The fifth alleged victim, Carol Vena-Mondt (who did not work for Meier’s firm, but met him through his work on the Getty Center) says that in the 1980s, Meier invited her to a dinner party that turned out to be a guise — Vena-Mondt was “the only guest.” Vena-Mondt described a harrowing encounter with Meier in which he forcefully attempted to kiss her, then dragged her towards his bedroom.
“He pushes me on the bed and lays down on top of me while I’m twisting and pushing him away and saying, ‘No, no, no,’” Vena-Mondt told the Times. “I’d never had anything like this happen. I was pretty aggressive about telling him no, but he wasn’t listening.”
She told Pogrebin that she eventually escaped to her car and locked her doors. “I got the car started, got to the bottom of the long driveway, stopped and just sat there in my car crying and shaking,” Vena-Mondt said.
According to Pogrebin, after The New York Times confronted Meier with the allegations, he announced he would take a six-month leave from his firm and issued a statement: “I am deeply troubled and embarrassed by the accounts of several women who were offended by my words and actions. While our recollections may differ, I sincerely apologize to anyone who was offended by my behavior.”
Following The Times’s reporting on the allegations, Sotheby’s closed an exhibit of Meier’s collages and silk-screens that had opened on February 28. The exhibit was supposed to run until March 28. The auction house said in a statement, “Under the circumstances, and in consultation with the Meier family, the decision has been made to close our exhibition early.”

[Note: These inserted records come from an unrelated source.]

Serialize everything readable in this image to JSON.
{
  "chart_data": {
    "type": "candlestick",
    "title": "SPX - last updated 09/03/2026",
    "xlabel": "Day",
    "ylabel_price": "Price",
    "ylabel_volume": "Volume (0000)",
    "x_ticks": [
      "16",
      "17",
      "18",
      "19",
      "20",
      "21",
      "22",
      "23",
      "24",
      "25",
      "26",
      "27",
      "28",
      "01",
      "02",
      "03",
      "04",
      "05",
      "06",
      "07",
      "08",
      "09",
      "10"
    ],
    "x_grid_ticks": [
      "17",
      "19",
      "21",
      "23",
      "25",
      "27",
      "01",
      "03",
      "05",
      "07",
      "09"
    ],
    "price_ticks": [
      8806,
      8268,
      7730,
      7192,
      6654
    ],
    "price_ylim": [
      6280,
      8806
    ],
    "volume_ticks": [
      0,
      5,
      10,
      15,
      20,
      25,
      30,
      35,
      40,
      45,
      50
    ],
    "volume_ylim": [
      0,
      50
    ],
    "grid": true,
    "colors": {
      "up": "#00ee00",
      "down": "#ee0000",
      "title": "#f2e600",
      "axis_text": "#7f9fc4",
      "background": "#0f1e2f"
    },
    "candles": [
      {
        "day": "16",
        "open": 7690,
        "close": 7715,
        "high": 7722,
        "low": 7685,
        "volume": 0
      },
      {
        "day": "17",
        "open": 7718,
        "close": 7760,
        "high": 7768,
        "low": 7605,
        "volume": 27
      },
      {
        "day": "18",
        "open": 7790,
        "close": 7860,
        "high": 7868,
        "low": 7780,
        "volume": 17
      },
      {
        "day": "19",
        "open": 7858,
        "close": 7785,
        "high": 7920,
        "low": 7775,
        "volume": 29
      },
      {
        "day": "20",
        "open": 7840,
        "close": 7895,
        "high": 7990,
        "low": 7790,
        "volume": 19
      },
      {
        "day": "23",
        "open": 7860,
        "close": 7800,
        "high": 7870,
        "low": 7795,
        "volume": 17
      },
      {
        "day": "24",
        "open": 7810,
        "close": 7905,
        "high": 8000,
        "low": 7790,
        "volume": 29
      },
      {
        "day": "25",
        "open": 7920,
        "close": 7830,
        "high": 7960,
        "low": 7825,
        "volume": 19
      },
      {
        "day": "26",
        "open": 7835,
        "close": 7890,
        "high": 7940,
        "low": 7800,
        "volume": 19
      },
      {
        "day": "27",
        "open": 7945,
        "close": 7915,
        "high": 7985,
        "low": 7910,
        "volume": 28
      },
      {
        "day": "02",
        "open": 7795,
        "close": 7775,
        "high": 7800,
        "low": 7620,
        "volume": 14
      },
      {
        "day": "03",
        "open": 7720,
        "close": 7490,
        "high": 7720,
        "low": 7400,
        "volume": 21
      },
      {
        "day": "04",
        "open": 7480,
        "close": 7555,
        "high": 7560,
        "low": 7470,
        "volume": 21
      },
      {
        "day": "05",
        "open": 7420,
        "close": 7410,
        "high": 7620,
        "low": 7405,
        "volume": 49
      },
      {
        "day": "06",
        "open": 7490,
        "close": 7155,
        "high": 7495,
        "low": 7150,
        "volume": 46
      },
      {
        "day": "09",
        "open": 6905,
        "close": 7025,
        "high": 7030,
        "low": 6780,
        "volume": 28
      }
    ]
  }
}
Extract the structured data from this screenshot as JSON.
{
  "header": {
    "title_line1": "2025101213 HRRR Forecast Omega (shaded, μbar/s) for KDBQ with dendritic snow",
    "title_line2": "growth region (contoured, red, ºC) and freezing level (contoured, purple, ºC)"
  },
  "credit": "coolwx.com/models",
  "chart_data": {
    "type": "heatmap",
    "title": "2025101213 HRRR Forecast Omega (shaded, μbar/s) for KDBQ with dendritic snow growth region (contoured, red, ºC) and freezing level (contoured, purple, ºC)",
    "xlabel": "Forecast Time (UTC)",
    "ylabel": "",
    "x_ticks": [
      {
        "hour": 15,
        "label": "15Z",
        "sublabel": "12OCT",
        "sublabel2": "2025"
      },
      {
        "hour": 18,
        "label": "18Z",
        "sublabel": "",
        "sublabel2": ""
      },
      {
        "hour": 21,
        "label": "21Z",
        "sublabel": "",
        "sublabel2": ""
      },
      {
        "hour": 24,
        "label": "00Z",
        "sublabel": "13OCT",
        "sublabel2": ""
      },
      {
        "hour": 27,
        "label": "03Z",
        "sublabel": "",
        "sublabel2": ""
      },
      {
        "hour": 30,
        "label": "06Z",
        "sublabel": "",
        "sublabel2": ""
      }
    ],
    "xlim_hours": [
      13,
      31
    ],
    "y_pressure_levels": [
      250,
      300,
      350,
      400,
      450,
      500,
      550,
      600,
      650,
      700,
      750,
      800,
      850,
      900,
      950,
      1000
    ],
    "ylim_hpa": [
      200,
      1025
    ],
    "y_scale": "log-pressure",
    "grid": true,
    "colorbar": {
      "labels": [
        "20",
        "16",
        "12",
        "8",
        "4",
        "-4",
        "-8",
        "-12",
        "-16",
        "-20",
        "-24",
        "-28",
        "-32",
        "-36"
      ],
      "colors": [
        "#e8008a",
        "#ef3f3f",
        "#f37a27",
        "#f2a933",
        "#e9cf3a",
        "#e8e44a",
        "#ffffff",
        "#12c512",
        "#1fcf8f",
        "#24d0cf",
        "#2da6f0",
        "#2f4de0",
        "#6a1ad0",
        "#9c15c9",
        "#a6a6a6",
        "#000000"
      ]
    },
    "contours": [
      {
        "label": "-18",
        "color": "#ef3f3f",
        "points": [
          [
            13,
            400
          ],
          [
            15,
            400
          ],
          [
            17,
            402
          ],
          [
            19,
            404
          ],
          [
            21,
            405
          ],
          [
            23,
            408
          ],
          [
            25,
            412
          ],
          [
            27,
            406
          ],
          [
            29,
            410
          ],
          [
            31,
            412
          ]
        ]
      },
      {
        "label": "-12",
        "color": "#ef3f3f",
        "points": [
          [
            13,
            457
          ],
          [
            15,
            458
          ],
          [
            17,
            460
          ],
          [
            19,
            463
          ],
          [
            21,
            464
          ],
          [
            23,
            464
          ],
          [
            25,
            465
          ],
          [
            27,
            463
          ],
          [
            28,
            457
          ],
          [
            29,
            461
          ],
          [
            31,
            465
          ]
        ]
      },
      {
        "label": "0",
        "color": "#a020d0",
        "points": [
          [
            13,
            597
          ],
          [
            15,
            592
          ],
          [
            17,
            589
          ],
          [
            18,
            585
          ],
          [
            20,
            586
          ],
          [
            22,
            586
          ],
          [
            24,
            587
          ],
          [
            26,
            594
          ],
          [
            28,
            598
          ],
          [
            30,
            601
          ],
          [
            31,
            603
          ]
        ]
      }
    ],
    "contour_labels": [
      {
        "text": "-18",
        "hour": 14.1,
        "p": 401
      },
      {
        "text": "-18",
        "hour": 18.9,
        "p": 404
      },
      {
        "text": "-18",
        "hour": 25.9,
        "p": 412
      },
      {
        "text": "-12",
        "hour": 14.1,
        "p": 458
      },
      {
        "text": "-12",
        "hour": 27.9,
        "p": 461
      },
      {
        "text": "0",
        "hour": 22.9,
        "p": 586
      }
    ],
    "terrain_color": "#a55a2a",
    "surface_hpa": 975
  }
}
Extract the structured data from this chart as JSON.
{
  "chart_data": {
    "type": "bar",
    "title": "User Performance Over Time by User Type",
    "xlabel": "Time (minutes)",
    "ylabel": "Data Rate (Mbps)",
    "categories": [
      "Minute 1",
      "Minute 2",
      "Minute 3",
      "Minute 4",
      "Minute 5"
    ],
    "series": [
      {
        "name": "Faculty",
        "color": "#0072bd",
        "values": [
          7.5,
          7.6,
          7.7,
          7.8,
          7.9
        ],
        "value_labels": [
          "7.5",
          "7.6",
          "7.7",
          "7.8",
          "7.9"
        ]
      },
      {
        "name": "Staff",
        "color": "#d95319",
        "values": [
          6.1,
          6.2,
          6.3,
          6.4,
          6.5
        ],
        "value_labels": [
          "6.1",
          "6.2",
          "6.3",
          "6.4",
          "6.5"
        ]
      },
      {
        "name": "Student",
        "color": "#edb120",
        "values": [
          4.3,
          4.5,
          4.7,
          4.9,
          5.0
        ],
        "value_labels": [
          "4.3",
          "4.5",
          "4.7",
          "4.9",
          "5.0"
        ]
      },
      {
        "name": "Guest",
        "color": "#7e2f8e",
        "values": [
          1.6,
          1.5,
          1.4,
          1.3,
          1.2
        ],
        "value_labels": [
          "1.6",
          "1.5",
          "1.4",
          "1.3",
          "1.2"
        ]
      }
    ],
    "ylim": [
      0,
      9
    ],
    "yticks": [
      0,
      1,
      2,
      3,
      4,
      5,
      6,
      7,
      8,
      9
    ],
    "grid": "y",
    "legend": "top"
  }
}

In addition, Cornell University refused a financial gift from Meier. Kent Kleinman, dean of Cornell’s College of Architecture, Art and Planning, told the Cornell Daily Sun, “I am deeply disturbed to learn of the allegations of sexual misconduct by Richard Meier, which were reported in an article in today’s New York Times … We will swiftly explore what additional actions are appropriate.”